I am writing a little parser in javascript that would cut the text into sections like this :

var tex = "hello   this :word is apart"

var parsed = [
  "hello",
  "   ",
  "this",
  " ",
  // ":word" should not be there, neither "word"
  " ",
  "is",
  "apart"
]

the perfect regex for this is :

/((?!:[a-z]+)([ ]+|(?<= |^)[a-z]*(?= |$)))/g

But it has a positive lookbehind that, as I read, was only implemented in javascript in 2018, so I guess many browser compatibility conflicts... and I would like it to have at least a little compatibility ...

I considered :

  • trying capturing groups (?:) but it consumes the space before...
  • just removing the spaces-check, but ":word" comes in as "word"
  • parsing the text 2 times, one for words, the other for spaces, but i fear putting them in the right order would be a pain

Understand, I NEED words AND ALL spaces, and to exclude some words. I am open in other methods, like not using regex.

my last option :

removing the spaces-check and organising my whole regex in the right order , praying that ":word" would be kept in the "special words" group before anything else.

my question :

would that work in javascript, and be reliable ?

I tried

/(((:[a-z]+)|([ ]+)|([a-z]*))/g

in https://regexr.com/ seems to work, will it work in every case ?

You said you're open to non-regex solutions, but I can give you one that includes both. Since you can't rely on lookbehind being supported, then just capture everything and filter out what you don't want, words followed by a colon.

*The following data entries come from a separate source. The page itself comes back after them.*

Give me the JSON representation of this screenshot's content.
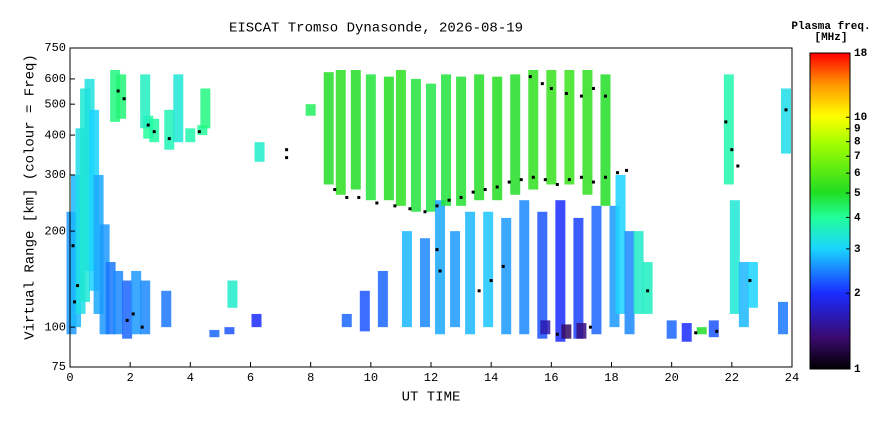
{
  "chart_data": {
    "type": "scatter",
    "title": "EISCAT Tromso Dynasonde, 2026-08-19",
    "xlabel": "UT TIME",
    "ylabel": "Virtual Range [km] (colour = Freq)",
    "xlim": [
      0,
      24
    ],
    "xticks": [
      0,
      2,
      4,
      6,
      8,
      10,
      12,
      14,
      16,
      18,
      20,
      22,
      24
    ],
    "ylim": [
      75,
      750
    ],
    "yticks": [
      75,
      100,
      200,
      300,
      400,
      500,
      600,
      750
    ],
    "log_y": true,
    "colorbar": {
      "label": "Plasma freq.",
      "units": "[MHz]",
      "lim": [
        1,
        18
      ],
      "ticks": [
        1,
        2,
        3,
        4,
        5,
        6,
        7,
        8,
        9,
        10,
        18
      ],
      "log": true
    },
    "echoes": {
      "x": [
        0.05,
        0.2,
        0.35,
        0.5,
        0.65,
        0.8,
        0.95,
        1.15,
        1.35,
        1.5,
        1.7,
        1.6,
        1.9,
        2.2,
        2.5,
        2.6,
        2.8,
        3.2,
        3.3,
        2.5,
        3.6,
        4.0,
        4.4,
        4.5,
        4.8,
        5.3,
        5.4,
        6.2,
        6.3,
        8.0,
        8.6,
        9.0,
        9.2,
        9.5,
        9.8,
        10.0,
        10.4,
        10.6,
        11.0,
        11.2,
        11.5,
        11.8,
        12.0,
        12.3,
        12.5,
        12.8,
        13.0,
        13.3,
        13.6,
        13.9,
        14.2,
        14.5,
        14.8,
        15.1,
        15.4,
        15.7,
        16.0,
        16.3,
        16.6,
        16.9,
        17.2,
        17.5,
        17.8,
        18.1,
        18.3,
        18.6,
        18.9,
        19.2,
        16.5,
        17.0,
        15.8,
        20.0,
        20.5,
        21.0,
        21.4,
        21.9,
        22.1,
        22.4,
        22.7,
        23.7,
        23.8
      ],
      "y_low": [
        95,
        100,
        110,
        120,
        150,
        130,
        110,
        95,
        95,
        440,
        450,
        95,
        92,
        95,
        95,
        390,
        380,
        100,
        360,
        420,
        380,
        380,
        400,
        420,
        93,
        95,
        115,
        100,
        330,
        460,
        280,
        260,
        100,
        270,
        97,
        250,
        100,
        250,
        240,
        100,
        230,
        100,
        230,
        95,
        240,
        100,
        240,
        95,
        250,
        100,
        250,
        95,
        260,
        95,
        270,
        92,
        280,
        90,
        280,
        92,
        260,
        95,
        240,
        100,
        110,
        95,
        110,
        110,
        92,
        92,
        95,
        92,
        90,
        95,
        93,
        280,
        110,
        100,
        115,
        95,
        350
      ],
      "y_high": [
        230,
        300,
        420,
        560,
        600,
        480,
        300,
        210,
        160,
        640,
        620,
        150,
        140,
        150,
        140,
        460,
        450,
        130,
        480,
        620,
        620,
        420,
        430,
        560,
        98,
        100,
        140,
        110,
        380,
        500,
        630,
        640,
        110,
        640,
        130,
        620,
        150,
        610,
        640,
        200,
        600,
        190,
        580,
        250,
        620,
        200,
        610,
        230,
        620,
        230,
        610,
        220,
        620,
        250,
        640,
        230,
        640,
        250,
        640,
        220,
        640,
        240,
        620,
        240,
        300,
        200,
        200,
        160,
        102,
        103,
        105,
        105,
        103,
        100,
        105,
        620,
        250,
        160,
        160,
        120,
        560
      ],
      "freq": [
        2.6,
        2.8,
        3.2,
        3.4,
        3.3,
        3.0,
        2.7,
        2.6,
        2.4,
        4.2,
        4.3,
        2.5,
        2.3,
        2.6,
        2.5,
        4.0,
        3.9,
        2.4,
        3.7,
        3.6,
        3.4,
        3.8,
        4.0,
        4.2,
        2.3,
        2.2,
        3.5,
        2.0,
        3.5,
        4.5,
        5.0,
        5.2,
        2.3,
        5.0,
        2.2,
        4.8,
        2.3,
        5.1,
        5.2,
        2.8,
        4.8,
        2.5,
        4.7,
        2.7,
        4.8,
        2.6,
        4.9,
        2.8,
        5.0,
        2.9,
        5.1,
        2.6,
        5.0,
        2.5,
        5.3,
        2.2,
        5.4,
        2.0,
        5.5,
        2.1,
        5.3,
        2.3,
        5.0,
        2.6,
        3.0,
        2.5,
        3.5,
        3.6,
        1.3,
        1.4,
        1.6,
        2.3,
        2.0,
        5.0,
        2.2,
        3.8,
        3.4,
        2.8,
        3.0,
        2.4,
        3.2
      ]
    },
    "series": [
      {
        "color": "#000000",
        "x": [
          0.1,
          0.15,
          0.25,
          1.6,
          1.8,
          2.6,
          2.8,
          3.3,
          4.3,
          7.2,
          7.2,
          2.1,
          2.4,
          1.9,
          8.8,
          9.2,
          9.6,
          10.2,
          10.8,
          11.3,
          11.8,
          12.2,
          12.6,
          13.0,
          13.4,
          13.8,
          14.2,
          14.6,
          15.0,
          15.4,
          15.8,
          16.2,
          16.6,
          17.0,
          17.4,
          17.8,
          18.2,
          18.5,
          12.2,
          12.3,
          13.6,
          14.0,
          14.4,
          15.3,
          15.7,
          16.0,
          16.5,
          17.0,
          17.4,
          17.8,
          19.2,
          20.8,
          21.5,
          21.8,
          22.0,
          22.2,
          22.6,
          23.8,
          16.2,
          17.3
        ],
        "y": [
          180,
          120,
          135,
          550,
          520,
          430,
          410,
          390,
          410,
          360,
          340,
          110,
          100,
          105,
          270,
          255,
          255,
          245,
          240,
          235,
          230,
          240,
          250,
          255,
          265,
          270,
          275,
          285,
          290,
          295,
          290,
          280,
          290,
          295,
          285,
          295,
          305,
          310,
          175,
          150,
          130,
          140,
          155,
          610,
          580,
          560,
          540,
          530,
          560,
          530,
          130,
          96,
          97,
          440,
          360,
          320,
          140,
          480,
          95,
          100
        ]
      }
    ]
  }
}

 const text = 'hello this :word is apart'; const regex = /(\\w+)|(:\\w+)|(\\s+)/g; const parsed = text.match(regex).filter(word => !word.includes(':')); console.log(parsed); 

I would use 2 regexes, first one matches the Words, you DON'T want and then replace them with an empty string , this is the simple regex:

/:\w+/g

Then replace with an empty string . Now you have a string, that can be parsed with this regex:

/([ ]+)|([a-z]*)/g

which is a simplified version of your second regex, since forbidden Words are already gone.